In the User and Reference Guide for the Intel C++ Compiler 15.0, the description of the AVX2 intrinsics _mm256_packus_epi16/32 states (relevant words highlighted in bold):
The _mm256_packus_epi16 intrinsic converts 16 packed unsigned word integers from source operands a and b into 32 packed unsigned byte integers. The _mm256_packus_epi32 intrinsic converts eight packed unsigned doubleword integers from the source operands a and b into 16 packed unsigned word integers.
The signedness of the source words/doublewords in the description disagrees with the first sentence of the summary:
Pack signed word/doubleword integers to unsigned byte/word integers and saturates.

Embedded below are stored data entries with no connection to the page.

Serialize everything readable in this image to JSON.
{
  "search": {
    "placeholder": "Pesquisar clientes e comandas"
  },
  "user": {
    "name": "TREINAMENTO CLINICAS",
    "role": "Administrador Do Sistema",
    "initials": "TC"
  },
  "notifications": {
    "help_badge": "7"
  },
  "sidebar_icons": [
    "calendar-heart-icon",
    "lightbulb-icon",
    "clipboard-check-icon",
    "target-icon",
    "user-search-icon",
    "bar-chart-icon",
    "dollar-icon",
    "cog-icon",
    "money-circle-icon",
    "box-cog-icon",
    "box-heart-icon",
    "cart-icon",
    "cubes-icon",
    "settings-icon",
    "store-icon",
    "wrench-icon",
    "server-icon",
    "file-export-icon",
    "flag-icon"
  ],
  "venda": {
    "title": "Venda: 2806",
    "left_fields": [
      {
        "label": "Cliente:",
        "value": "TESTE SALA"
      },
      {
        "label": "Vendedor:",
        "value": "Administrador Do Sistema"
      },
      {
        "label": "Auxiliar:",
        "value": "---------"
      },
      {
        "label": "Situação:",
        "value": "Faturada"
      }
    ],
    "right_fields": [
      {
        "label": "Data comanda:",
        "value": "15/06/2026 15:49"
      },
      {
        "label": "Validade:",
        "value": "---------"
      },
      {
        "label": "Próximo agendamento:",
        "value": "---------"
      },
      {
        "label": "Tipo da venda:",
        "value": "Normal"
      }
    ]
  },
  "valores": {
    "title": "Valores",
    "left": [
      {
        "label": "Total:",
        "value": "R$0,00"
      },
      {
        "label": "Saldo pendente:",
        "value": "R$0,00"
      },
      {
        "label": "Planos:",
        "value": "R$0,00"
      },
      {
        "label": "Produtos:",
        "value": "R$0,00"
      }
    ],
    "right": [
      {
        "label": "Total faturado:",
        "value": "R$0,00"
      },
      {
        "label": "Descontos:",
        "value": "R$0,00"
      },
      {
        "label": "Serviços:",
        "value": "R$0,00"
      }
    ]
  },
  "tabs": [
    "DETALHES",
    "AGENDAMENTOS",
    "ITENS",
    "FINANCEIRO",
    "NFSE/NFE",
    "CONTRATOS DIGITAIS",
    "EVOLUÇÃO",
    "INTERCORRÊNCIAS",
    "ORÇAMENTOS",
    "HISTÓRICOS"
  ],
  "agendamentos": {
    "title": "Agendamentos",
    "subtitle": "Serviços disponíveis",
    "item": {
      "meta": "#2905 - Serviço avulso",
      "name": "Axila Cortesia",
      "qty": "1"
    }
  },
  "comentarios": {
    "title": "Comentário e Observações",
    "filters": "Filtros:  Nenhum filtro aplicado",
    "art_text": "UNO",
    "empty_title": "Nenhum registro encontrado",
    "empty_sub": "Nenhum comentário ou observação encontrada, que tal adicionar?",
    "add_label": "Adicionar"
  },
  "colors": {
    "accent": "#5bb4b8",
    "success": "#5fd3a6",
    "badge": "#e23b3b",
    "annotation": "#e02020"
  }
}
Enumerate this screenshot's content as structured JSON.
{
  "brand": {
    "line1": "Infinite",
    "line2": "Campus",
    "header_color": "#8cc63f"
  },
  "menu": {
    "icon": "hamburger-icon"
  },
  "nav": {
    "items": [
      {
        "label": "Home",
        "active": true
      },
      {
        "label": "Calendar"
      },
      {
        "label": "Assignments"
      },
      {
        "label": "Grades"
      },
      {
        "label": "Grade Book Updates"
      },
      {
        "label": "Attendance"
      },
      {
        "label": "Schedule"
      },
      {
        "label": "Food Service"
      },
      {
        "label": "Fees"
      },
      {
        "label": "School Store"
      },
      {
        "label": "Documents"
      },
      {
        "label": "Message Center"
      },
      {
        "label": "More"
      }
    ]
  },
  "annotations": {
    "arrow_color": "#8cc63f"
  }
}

Converts 4, 8 or 16 signed word integers from the destination operand (first operand) and 4,
8 or 16 signed word integers from the source operand (second operand) into 8, 16 or 32 unsigned byte integers
Thanks for letting us know about this conflict.
I've checked with our compiler intrinsics expert, the user's guide info is wrong. Here is the details: The inputs to the _mm256_packus_epi16 intrinsic are vectors of signed integers. The significance of this is that negative values, i.e. values in the range [0x8000, 0xFFFF], are saturated to 0. (If the inputs were vectors of unsigned integers, these values would be saturated to 0xFF.) The same applies to _mm256_packus_epi32.
A ticket (DPD200365002) is filed to address the User's guide issue.